Saturday, August 15, 2009

Change

The phrase 'be careful what you wish for' keeps coming to mind right now. I don't want to be careful though, I want to wish wish wish and have it come true, and to be able to deal with the ramifications of my wishes, which is what I'm doing right now.

Recent changes:
1) My father passed away last weekend (obviously not one of my wishes!)
2) I have told my workplace that I am taking compassionate leave for one week but will not be returning after that
3) I begin house sitting next weekend and have the opportunity to keep house sitting for a long time, as long as I don't mind packing up my belongings every couple of months to move to a new sit.

I have wanted to leave my job for 2 years and have wanted to live alone for as long as I can remember. Suddenly, within the course of one momentous week, these things are mine.

Now, of course, comes the nagging fears.
1) I won't have any money
2) People told me I was so good at my job: what if I'm not good at anything else
3) What if I'm crazy and ungrateful and nothing good is going to come to me
4) The biggest one: what if people don't like what I'm doing. What if I'm not good enough?!

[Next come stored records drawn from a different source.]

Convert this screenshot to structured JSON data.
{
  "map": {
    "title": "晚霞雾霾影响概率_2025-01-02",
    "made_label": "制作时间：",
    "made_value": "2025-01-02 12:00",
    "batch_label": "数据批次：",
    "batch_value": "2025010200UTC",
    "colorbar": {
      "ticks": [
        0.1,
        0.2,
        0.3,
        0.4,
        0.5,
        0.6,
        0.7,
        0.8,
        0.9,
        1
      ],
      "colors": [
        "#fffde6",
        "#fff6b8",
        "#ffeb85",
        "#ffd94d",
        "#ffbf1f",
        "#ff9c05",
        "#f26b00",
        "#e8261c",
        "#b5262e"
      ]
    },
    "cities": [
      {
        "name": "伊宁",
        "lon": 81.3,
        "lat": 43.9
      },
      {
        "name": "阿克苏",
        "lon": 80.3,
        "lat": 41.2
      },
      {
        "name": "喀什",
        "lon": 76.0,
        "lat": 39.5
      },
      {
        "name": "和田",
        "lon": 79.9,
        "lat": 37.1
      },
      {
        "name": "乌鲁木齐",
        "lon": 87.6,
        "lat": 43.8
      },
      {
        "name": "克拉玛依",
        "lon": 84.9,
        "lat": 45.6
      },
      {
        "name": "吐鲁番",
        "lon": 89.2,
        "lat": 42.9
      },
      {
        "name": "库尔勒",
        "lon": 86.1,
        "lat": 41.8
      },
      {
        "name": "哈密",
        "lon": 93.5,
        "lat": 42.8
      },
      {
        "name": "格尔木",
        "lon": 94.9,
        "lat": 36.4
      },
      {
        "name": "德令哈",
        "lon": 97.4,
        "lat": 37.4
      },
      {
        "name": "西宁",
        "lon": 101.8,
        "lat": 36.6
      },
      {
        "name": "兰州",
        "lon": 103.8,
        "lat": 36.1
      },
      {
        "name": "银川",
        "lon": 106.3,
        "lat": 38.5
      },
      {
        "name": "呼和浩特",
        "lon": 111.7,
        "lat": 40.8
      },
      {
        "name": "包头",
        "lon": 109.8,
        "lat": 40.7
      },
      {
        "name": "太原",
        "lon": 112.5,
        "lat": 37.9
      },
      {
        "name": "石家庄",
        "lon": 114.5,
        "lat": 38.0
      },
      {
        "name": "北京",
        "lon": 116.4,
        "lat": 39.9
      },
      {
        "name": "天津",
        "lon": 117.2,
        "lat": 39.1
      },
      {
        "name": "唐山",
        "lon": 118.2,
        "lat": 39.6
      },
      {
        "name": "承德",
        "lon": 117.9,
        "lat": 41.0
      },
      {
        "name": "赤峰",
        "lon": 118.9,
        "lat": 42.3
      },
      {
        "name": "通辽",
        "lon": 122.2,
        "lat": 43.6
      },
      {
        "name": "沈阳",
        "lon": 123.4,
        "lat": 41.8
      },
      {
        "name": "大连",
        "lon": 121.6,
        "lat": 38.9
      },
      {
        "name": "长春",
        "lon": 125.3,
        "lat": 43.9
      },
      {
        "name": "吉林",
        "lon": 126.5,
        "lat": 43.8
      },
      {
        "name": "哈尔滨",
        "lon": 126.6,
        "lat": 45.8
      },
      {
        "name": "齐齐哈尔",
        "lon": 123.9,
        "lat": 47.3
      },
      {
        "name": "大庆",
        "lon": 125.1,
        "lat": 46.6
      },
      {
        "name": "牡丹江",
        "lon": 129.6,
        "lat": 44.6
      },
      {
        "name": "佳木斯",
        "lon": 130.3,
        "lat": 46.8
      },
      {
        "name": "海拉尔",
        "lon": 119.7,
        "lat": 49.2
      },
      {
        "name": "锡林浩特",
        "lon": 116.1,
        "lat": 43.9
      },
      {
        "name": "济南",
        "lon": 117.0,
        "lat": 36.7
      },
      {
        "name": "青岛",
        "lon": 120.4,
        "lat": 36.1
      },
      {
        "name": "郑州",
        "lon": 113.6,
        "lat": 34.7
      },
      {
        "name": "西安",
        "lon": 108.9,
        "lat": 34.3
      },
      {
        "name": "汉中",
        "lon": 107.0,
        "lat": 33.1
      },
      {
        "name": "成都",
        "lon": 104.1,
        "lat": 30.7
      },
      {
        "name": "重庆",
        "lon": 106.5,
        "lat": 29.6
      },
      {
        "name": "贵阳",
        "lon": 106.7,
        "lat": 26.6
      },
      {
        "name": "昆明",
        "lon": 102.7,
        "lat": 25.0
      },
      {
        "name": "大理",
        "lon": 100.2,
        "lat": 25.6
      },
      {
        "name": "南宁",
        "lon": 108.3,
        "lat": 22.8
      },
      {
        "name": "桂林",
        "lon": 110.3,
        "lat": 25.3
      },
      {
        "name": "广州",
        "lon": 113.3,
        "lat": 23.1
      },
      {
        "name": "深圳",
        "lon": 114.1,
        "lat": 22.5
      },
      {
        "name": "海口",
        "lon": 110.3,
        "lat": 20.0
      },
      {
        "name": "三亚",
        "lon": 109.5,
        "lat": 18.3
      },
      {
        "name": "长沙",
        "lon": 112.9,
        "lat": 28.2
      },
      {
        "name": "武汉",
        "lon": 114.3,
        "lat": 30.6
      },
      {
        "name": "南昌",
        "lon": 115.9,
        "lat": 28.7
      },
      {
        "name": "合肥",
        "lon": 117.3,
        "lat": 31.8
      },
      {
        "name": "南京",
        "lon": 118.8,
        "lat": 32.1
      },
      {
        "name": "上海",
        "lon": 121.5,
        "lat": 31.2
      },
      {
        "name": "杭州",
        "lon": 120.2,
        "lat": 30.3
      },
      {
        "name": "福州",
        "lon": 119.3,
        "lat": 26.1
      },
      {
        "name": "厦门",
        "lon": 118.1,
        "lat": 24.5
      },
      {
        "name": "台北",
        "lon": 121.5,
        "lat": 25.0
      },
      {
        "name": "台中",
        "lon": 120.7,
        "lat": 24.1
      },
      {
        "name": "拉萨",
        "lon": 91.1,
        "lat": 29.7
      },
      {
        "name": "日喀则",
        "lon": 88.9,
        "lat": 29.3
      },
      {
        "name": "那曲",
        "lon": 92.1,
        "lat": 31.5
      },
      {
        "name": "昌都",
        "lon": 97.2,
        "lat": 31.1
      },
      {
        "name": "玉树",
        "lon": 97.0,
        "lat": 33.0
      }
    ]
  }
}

Basically, with freedom comes fear, because you know longer know what's ahead. I need to be ok with this. The world is big, the opportunities are immense, I love and at the same time am terrified of my new situation.

But the situation is what I've been asking for (let me stress again, I don't mean my father's death). I am free, the world is open, I will be ok no matter what happens. I will trust the shakti!